Continuing the horticultural theme of the terraced gardens, 3,000 fruit trees were planted in the park, and greenhouses and nurseries laid out, producing oranges, melons, peaches and bananas. Statuary and obelisks were also erected, with representations of the goddesses Flora and Pomona. Frederick had several temples and follies erected in the same rococo style as the palace itself. Some were small houses which compensated for the lack of reception rooms in the palace itself.

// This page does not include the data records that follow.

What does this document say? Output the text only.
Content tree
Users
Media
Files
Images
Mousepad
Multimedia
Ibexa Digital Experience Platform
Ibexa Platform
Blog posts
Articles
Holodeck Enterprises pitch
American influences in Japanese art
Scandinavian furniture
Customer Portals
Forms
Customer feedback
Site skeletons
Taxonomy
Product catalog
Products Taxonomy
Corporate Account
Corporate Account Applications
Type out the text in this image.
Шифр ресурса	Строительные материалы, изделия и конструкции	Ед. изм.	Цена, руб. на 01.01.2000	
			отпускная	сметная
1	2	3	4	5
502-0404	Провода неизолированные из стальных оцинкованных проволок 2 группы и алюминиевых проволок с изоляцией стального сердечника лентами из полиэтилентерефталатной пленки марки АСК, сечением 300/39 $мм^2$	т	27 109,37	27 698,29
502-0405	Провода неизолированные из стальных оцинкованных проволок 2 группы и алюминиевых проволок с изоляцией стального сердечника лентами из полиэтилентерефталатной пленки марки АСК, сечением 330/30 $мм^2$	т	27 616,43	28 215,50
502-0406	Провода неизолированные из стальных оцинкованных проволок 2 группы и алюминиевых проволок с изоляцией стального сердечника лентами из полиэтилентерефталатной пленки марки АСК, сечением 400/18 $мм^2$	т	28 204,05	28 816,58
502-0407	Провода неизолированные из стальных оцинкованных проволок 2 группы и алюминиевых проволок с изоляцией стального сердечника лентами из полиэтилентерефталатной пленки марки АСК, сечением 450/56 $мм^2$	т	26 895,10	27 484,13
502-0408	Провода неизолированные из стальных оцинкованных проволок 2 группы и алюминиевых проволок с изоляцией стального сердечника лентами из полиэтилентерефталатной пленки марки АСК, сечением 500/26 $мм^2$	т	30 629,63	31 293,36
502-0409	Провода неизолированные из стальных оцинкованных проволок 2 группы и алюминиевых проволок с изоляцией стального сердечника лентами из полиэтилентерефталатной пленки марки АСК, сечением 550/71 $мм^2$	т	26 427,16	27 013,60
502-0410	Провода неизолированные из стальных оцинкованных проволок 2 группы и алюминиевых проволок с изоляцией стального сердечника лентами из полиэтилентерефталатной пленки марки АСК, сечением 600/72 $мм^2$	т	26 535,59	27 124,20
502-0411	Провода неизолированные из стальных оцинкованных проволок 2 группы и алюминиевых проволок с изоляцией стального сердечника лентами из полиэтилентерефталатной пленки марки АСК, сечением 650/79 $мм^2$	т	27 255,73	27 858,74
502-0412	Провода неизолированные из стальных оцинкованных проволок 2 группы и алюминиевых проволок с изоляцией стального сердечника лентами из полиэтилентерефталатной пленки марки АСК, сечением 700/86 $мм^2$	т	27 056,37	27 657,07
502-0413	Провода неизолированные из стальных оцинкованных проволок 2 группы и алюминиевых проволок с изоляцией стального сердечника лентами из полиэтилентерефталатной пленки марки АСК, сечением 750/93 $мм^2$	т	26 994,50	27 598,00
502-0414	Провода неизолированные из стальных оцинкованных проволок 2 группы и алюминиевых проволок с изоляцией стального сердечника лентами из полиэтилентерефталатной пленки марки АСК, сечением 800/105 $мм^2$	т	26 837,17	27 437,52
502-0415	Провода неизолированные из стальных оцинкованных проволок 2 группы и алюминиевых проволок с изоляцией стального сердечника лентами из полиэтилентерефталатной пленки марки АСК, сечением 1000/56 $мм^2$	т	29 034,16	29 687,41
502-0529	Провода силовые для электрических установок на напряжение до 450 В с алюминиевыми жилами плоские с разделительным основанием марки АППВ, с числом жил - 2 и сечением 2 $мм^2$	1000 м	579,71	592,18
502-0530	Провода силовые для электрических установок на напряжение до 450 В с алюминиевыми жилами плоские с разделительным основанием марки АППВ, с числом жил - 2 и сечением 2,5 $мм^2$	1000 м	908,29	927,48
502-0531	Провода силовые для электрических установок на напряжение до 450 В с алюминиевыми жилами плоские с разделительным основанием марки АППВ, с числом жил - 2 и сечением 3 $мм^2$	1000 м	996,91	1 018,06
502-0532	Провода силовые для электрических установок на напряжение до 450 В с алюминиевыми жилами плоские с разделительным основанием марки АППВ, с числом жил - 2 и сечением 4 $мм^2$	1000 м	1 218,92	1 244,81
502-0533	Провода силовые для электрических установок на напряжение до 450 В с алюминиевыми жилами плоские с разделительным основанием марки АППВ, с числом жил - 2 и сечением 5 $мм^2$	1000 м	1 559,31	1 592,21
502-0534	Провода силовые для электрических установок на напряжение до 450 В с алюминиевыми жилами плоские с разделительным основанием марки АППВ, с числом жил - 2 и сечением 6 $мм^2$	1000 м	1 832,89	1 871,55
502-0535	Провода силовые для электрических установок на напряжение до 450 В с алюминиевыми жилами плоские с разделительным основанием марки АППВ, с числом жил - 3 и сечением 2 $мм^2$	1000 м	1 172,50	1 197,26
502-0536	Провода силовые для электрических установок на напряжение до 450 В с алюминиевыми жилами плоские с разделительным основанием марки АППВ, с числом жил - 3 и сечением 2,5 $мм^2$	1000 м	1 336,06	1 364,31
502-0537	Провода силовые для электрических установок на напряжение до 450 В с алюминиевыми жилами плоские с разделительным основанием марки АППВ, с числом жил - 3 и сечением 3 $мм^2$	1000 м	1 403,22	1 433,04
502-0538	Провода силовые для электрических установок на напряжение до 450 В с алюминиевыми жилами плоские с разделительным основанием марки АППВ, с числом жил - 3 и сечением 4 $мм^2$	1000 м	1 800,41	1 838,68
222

Frederick invested heavily in a vain attempt to introduce a fountain system in Sanssouci Park, attempting to emulate the other great Baroque gardens of Europe. Hydraulics at this stage were still in their infancy, and despite the building of pumping houses and reservoirs, the fountains at Sanssouci remained silent and still for the next 100 years. The invention of the steam power solved the problems a century later, and thus the reservoir finally fulfilled its purpose. From around 1842, the Prussian Royal family were finally able to marvel at such features as the Great Fountain below the vineyard terraces, shooting jets of water to a height of 38 metres. The pumping station itself became another garden pavilion, disguised as a Turkish mosque, with its chimney becoming a minaret.

The park was expanded under Frederick William III, and later under his son Frederick William IV. The architects Karl Friedrich Schinkel and Ludwig Persius built Charlottenhof Palace in the park on the site of a former farm house, and Peter Joseph Lenné was commissioned with the garden design. Broad meadows created visual avenues between Charlottenhof, the Roman Baths and the New Palace, and incorporated the follies such as the Temple of Friendship of Frederick the Great.